My pediatrician definitely discusses parenting issues, as well as health issues. In fact, our 15 month appointment is tomorrow and I plan to ask about the bedtime bottle and his new teeth. Every well child appointment has also come with a little handout that includes some basic parenting tips, too. If you feel like your doctor is too busy to discuss that stuff with you, maybe you should look into a new practice.

For online, in addition to Ask Moxie I like Amalah's Advice Smackdown. Dr. Sear's website has a ton of information and I used it a lot in the early months, but it definitely has a strong viewpoint.

Generally though, there are so many different parenting philosophies that I just google on an issue-by-issue basis, to get an overview of what my options are, then choose a few that are in line with my parenting style.
posted by that's how you get ants at 3:55 PM on November 1, 2012


Is there such a thing as a medical practitioner who interviews you on what you're doing and helps you with baby issues?

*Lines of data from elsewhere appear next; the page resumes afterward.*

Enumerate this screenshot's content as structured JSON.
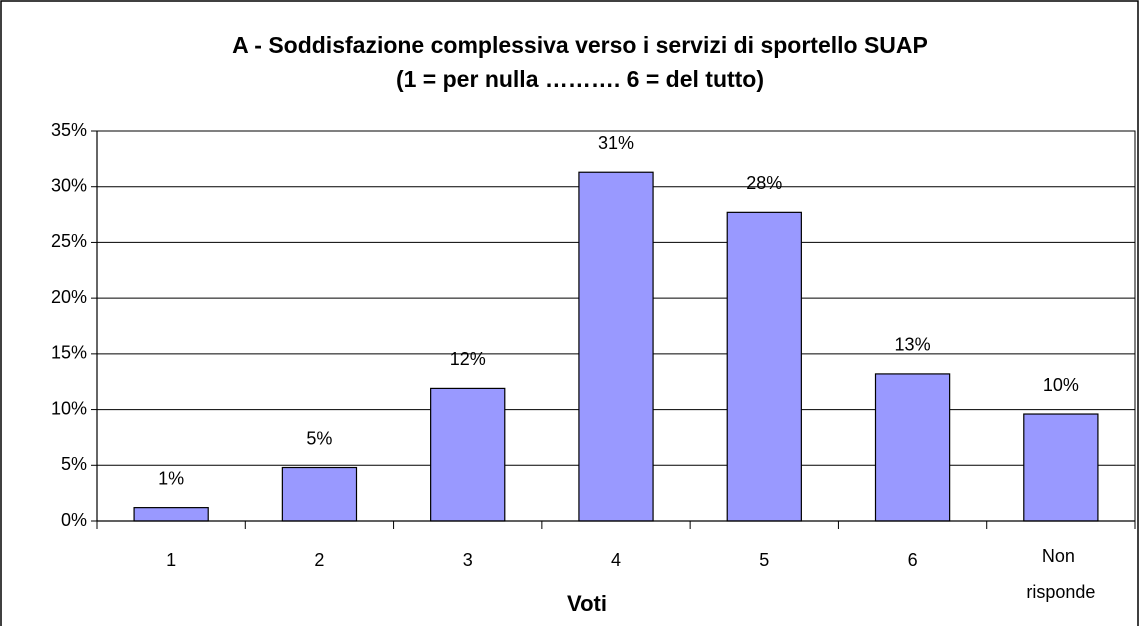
{
  "chart_data": {
    "type": "bar",
    "title": "A - Soddisfazione complessiva verso i servizi di sportello SUAP",
    "subtitle": "(1 = per nulla ………. 6 = del tutto)",
    "x_label": "Voti",
    "categories": [
      "1",
      "2",
      "3",
      "4",
      "5",
      "6",
      "Non risponde"
    ],
    "values": [
      1.2,
      4.8,
      11.9,
      31.3,
      27.7,
      13.2,
      9.6
    ],
    "value_labels": [
      "1%",
      "5%",
      "12%",
      "31%",
      "28%",
      "13%",
      "10%"
    ],
    "color": "#9999ff",
    "ylim": [
      0,
      35
    ],
    "yticks": [
      {
        "value": 0,
        "label": "0%"
      },
      {
        "value": 5,
        "label": "5%"
      },
      {
        "value": 10,
        "label": "10%"
      },
      {
        "value": 15,
        "label": "15%"
      },
      {
        "value": 20,
        "label": "20%"
      },
      {
        "value": 25,
        "label": "25%"
      },
      {
        "value": 30,
        "label": "30%"
      },
      {
        "value": 35,
        "label": "35%"
      }
    ],
    "grid": true
  }
}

FWIW, our pediatrician will often start by asking simple questions about diet, sleep, what's been happening in our lives, etc. when we've approached her with a question.

She is in a small practice (two people) that combines traditional American doctoring and homeopathic care, and they focus more than my own very traditional GP on context in dealing with both illness and non-medical baby issues. So far, she's been great.

My previous GP, an osteopath, also took this approach. If you're being hurried out of the office, or not being listened to, I recommend shopping around - there are doctors that will ask questions, listen, and apply what you tell them.
posted by ryanshepard at 4:25 PM on November 1, 2012


No Cry Sleep Solution Is what me and Watery Death are using on our little 12 month Mefite.

It has been helpful. Congratulations by the way!